While Mr Sullivan was in Nepal, he also gave multiple CPR and defibrillator classes to Sherpas and locals - who had had no previous access to the training.

Now that he's back in the UK, Mr Sullivan is preparing to present a training programme to the government - which would see 1.2 million children across London trained in CPR.

He said: "The teaching of CPR in the UK is disgraceful. I have travelled the world to cities where cardiac arrest survival rates reach over 57 per cent - and in the UK, the rate is eight per cent. "

"We want every school to have a new defibrillator and every person in the school - students, teachers, staff - to have all the training necessary to save someone's life. "

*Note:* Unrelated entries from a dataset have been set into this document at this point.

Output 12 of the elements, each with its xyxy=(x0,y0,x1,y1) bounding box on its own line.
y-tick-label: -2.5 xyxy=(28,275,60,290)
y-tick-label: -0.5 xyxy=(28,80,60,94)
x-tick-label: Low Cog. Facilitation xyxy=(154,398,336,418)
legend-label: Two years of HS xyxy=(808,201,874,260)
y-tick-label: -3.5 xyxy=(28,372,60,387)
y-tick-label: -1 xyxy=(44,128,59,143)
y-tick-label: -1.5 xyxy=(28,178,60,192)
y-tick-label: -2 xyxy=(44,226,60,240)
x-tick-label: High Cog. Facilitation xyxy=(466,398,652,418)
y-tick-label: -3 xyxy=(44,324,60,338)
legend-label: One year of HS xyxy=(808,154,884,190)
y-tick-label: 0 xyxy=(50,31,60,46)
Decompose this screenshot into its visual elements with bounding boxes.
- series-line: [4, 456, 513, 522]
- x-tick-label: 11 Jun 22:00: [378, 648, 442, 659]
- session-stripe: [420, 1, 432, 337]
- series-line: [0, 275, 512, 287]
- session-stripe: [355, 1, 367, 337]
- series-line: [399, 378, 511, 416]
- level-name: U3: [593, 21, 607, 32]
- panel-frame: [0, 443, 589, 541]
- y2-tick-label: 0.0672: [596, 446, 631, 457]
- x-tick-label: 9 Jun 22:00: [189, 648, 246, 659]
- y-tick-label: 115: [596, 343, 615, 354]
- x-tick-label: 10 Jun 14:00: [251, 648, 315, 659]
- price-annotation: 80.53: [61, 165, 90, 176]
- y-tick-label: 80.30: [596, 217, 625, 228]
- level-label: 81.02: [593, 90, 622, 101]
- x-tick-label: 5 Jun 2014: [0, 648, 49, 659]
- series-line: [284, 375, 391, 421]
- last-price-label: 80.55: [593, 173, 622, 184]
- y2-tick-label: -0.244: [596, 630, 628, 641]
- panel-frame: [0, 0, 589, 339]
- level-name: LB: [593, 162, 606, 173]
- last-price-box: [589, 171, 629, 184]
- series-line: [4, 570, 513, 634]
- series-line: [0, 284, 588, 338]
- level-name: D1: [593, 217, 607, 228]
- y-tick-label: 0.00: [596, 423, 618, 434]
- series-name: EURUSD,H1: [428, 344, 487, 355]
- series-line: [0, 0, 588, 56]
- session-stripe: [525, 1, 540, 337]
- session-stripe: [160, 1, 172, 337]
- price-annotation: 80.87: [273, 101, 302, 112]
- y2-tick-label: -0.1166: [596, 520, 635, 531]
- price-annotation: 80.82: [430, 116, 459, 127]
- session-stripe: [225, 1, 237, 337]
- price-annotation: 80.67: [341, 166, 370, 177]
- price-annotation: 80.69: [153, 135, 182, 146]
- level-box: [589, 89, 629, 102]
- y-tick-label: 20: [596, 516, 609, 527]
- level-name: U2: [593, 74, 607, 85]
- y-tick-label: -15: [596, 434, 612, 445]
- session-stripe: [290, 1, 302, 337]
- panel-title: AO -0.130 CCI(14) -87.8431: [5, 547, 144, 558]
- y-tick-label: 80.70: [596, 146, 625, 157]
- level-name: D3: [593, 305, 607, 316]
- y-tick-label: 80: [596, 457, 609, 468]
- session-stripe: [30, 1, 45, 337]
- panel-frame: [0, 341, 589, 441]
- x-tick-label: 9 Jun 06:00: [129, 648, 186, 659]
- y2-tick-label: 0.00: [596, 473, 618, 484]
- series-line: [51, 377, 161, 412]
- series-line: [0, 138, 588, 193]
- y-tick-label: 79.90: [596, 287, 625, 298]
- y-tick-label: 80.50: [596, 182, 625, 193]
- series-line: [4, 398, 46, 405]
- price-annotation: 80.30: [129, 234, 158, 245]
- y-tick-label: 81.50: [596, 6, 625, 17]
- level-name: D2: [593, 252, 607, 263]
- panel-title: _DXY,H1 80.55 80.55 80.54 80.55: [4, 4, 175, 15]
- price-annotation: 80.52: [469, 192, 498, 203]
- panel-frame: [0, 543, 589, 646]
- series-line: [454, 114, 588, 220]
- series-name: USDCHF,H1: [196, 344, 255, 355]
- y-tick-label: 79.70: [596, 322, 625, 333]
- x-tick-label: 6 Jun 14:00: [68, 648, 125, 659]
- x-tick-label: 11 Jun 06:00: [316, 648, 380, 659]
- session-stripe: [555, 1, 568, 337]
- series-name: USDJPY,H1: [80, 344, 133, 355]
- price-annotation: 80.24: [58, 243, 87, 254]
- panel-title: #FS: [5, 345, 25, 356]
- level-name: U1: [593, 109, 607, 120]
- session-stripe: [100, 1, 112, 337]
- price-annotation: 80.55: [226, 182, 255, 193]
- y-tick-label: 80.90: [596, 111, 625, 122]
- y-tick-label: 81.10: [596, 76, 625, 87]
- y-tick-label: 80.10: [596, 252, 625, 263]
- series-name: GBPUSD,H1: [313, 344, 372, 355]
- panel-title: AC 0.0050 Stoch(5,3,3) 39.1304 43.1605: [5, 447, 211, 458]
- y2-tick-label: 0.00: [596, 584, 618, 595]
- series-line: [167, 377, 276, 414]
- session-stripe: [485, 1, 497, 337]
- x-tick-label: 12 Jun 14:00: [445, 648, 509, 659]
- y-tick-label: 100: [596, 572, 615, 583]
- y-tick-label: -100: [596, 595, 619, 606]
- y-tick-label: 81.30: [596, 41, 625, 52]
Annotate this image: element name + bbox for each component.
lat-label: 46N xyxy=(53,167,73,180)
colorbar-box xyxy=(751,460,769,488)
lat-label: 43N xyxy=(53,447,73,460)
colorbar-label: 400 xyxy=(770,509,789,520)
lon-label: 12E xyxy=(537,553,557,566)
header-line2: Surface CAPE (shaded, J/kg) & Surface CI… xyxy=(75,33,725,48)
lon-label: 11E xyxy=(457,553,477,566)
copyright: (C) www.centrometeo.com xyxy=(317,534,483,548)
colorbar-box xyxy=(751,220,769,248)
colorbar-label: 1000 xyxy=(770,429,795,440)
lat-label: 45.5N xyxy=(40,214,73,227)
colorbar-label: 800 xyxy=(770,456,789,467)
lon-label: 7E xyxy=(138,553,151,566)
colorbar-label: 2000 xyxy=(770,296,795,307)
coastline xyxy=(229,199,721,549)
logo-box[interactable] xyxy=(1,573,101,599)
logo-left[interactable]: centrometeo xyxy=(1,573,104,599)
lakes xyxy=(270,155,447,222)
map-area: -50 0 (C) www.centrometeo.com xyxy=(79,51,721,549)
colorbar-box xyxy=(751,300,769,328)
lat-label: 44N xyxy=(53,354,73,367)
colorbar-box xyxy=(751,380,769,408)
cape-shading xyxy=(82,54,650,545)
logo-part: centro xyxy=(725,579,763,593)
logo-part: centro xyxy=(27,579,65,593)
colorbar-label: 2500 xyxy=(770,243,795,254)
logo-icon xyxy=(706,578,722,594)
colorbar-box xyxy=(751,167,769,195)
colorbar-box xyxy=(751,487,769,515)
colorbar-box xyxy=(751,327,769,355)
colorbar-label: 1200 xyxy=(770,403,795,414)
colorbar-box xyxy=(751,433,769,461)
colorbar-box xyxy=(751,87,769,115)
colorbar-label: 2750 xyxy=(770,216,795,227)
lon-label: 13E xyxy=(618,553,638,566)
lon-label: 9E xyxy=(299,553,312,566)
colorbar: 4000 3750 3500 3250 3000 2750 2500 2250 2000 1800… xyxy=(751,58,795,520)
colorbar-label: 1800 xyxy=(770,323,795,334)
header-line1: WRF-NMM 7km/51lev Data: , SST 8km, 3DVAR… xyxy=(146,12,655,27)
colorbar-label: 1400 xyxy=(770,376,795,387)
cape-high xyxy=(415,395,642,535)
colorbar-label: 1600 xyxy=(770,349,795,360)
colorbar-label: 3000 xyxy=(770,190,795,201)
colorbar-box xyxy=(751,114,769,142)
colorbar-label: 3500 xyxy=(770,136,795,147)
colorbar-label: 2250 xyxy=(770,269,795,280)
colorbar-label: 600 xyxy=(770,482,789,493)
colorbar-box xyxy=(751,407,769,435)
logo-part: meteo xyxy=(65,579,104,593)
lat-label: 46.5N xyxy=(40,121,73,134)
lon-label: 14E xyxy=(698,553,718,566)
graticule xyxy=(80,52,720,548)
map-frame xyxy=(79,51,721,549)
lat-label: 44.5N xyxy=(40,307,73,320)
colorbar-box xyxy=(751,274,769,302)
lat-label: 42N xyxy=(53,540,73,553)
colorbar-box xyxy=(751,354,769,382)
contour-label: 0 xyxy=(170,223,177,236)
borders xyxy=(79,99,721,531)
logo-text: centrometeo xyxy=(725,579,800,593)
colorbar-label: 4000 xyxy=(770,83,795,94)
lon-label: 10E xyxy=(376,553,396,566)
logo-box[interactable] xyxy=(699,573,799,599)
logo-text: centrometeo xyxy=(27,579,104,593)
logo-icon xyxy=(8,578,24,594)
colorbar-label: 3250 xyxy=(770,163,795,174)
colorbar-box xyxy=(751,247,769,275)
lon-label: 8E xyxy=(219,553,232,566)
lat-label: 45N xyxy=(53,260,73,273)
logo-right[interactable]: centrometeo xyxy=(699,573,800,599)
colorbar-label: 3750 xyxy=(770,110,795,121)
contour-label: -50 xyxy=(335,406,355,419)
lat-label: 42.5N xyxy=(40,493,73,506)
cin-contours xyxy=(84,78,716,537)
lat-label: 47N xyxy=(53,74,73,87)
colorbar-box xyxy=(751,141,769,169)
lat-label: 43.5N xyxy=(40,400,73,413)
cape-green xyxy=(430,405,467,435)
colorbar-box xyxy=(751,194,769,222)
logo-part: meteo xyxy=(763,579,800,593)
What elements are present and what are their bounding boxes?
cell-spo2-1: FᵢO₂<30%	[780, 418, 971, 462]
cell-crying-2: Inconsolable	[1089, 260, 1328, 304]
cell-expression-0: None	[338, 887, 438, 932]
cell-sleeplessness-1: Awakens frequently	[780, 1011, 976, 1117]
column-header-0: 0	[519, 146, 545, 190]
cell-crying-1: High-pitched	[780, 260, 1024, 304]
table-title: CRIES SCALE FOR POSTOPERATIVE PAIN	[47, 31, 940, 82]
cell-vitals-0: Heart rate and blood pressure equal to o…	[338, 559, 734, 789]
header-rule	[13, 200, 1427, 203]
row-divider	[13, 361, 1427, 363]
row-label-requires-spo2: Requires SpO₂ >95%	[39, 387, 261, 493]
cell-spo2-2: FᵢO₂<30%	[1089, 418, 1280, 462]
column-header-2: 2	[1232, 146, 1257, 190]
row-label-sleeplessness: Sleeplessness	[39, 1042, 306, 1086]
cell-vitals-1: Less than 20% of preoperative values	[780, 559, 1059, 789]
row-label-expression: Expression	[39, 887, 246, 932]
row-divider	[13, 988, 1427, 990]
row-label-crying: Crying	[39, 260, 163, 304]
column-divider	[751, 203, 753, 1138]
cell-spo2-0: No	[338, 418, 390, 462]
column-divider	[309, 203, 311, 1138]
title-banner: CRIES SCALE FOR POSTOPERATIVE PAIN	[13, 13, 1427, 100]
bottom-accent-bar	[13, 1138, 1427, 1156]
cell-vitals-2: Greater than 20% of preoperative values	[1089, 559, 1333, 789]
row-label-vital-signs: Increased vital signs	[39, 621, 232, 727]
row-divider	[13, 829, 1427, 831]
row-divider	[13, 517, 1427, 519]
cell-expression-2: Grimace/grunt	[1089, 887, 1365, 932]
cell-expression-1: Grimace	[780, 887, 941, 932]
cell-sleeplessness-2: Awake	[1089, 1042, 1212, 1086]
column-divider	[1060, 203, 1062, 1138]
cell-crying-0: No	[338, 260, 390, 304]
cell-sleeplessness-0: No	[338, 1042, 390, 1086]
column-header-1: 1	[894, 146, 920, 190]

"We won't stop until we achieve that." "

Mr Sullivan knows himself how valuable CPR training can be - as he saved a young golfer's life just three months after he completed a course.

He said: "I performed nine minutes of CPR for a young lad and used a defibrillator just three months after I had been shown how to. "

"While I was doing this, around 30 people just watched and didn't help - because they didn't know how. "

"When the lad's mum called me the next day to say he was alive, it changed my life forever."

"I knew then that everyone should know how to save a life."